"The year was 1986: a time of Cold War espionage and deep suspicion. Relations between Washington and Moscow were starting to thaw, yet a staggering stockpile of almost 70,000 nuclear warheads meant the threat of annihilation lingered in the air. Then something pretty extraordinary happened: Soviet leader Mikhail Gorbachev sent a letter to Ronald Reagan proposing they "enter the third millennium without nuclear weapons.""
""It cemented the idea that nuclear disarmament is something that we need to aspire to," Nick Ritchie, professor of international security at the University of York, tells Slate. Fast forward to today, however, and that nuclear-free vision is yet to materialize. Nuclear stockpiles are creeping up again (we're now at around 12,400), and the world appears to be drifting toward a "new nuclear arms race" that is prompting concern among experts."
"Central to the idea of global nuclear disarmament was the historic Reykjavik Summit of October 1986 in Iceland, where, alongside top negotiators and aides, Reagan and Gorbachev met in person and nearly agreed to a nuclear-free future. It had already been quite a year: the doomed Challenger space shuttle had exploded months earlier, and the disaster at Chernobyl was on everyone's minds."

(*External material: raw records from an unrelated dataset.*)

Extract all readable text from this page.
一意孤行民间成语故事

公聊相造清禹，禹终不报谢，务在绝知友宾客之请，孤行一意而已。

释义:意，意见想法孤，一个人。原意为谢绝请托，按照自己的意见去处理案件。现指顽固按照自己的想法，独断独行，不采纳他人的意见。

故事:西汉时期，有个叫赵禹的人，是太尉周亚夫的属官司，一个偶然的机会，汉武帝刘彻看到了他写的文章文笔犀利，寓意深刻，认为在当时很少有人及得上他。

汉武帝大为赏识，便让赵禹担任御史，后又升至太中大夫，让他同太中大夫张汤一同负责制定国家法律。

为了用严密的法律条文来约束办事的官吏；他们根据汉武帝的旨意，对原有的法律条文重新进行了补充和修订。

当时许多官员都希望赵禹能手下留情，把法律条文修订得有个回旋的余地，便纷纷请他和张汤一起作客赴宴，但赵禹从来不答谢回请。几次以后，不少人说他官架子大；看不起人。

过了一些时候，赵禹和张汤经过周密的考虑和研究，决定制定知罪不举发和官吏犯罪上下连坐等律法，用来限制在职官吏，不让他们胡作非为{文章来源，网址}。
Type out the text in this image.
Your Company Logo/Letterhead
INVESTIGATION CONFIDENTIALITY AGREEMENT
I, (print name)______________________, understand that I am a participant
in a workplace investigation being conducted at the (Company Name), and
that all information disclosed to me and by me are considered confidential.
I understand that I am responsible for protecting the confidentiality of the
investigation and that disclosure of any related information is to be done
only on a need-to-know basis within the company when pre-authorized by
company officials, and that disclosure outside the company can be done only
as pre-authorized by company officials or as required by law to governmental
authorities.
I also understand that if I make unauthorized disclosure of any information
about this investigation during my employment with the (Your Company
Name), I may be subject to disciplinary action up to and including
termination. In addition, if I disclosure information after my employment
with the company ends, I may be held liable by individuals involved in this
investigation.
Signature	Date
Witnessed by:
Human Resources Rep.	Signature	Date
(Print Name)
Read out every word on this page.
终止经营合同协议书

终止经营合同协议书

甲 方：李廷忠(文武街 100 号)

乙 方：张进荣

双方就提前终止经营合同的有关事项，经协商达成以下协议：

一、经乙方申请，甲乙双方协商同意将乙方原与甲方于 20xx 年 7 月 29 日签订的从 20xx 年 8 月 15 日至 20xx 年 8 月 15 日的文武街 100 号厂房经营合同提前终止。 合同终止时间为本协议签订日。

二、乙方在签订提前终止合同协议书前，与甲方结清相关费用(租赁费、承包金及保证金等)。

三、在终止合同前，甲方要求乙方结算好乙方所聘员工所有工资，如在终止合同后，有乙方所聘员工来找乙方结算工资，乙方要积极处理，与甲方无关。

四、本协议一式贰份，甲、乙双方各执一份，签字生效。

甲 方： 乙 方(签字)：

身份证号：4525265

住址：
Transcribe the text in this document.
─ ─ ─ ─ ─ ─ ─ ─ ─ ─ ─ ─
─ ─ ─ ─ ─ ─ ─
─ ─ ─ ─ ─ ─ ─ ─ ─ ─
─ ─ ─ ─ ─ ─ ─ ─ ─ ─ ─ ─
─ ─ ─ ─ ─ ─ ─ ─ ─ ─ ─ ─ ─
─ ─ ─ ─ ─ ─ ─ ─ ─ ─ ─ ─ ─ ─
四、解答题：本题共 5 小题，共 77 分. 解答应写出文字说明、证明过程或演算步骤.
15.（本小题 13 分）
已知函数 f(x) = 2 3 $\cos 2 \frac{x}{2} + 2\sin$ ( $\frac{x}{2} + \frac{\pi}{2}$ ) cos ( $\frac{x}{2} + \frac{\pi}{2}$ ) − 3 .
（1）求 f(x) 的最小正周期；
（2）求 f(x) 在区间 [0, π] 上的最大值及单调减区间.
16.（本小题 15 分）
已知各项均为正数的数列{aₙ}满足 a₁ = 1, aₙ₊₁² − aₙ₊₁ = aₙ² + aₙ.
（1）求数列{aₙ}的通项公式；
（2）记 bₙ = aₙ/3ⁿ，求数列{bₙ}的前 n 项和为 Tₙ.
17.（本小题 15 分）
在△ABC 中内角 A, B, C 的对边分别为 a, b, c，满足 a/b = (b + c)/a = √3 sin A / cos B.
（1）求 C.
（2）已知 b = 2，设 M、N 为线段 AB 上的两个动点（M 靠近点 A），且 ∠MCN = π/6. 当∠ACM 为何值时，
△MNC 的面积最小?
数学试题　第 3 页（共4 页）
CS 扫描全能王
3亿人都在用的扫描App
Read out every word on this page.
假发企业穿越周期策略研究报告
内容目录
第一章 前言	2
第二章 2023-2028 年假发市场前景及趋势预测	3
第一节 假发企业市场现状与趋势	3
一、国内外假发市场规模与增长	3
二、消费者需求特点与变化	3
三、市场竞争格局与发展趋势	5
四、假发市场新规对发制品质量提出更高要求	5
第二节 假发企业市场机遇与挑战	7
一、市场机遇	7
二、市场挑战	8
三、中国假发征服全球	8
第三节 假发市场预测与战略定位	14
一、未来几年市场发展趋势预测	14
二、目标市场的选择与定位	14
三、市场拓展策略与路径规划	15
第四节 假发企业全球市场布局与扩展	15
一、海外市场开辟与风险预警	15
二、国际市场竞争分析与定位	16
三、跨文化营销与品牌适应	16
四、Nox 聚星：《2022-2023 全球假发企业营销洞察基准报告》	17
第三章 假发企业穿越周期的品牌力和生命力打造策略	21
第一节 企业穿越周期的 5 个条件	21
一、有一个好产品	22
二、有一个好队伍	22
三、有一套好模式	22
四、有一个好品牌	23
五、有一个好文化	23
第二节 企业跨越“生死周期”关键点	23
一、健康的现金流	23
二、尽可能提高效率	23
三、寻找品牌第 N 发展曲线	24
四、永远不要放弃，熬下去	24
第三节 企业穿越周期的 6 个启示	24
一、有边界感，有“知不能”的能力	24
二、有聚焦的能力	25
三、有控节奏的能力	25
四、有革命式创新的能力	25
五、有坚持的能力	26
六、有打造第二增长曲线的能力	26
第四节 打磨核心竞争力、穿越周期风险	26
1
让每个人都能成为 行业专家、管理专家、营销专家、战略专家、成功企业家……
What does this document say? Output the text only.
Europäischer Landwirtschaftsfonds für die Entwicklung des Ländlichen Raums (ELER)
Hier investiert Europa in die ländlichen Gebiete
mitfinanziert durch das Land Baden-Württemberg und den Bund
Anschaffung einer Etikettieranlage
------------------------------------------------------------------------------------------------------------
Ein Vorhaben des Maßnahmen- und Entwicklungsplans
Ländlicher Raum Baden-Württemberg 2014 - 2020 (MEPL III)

In 1986, Cold War tensions coexisted with a huge nuclear arsenal of nearly 70,000 warheads. Soviet leader Mikhail Gorbachev proposed to Ronald Reagan that they 'enter the third millennium without nuclear weapons,' leading to the Reykjavik Summit where the two leaders nearly agreed to eliminate global nuclear arms. The summit reinforced nuclear disarmament as an aspiration but failed to produce lasting elimination. Since then nuclear stockpiles have fallen to about 12,400 yet are now rising again amid treaty expirations, renewed geopolitical tensions, and accelerating atomic programs, raising concerns of a new nuclear arms race. Lessons from 1986 may inform current diplomacy.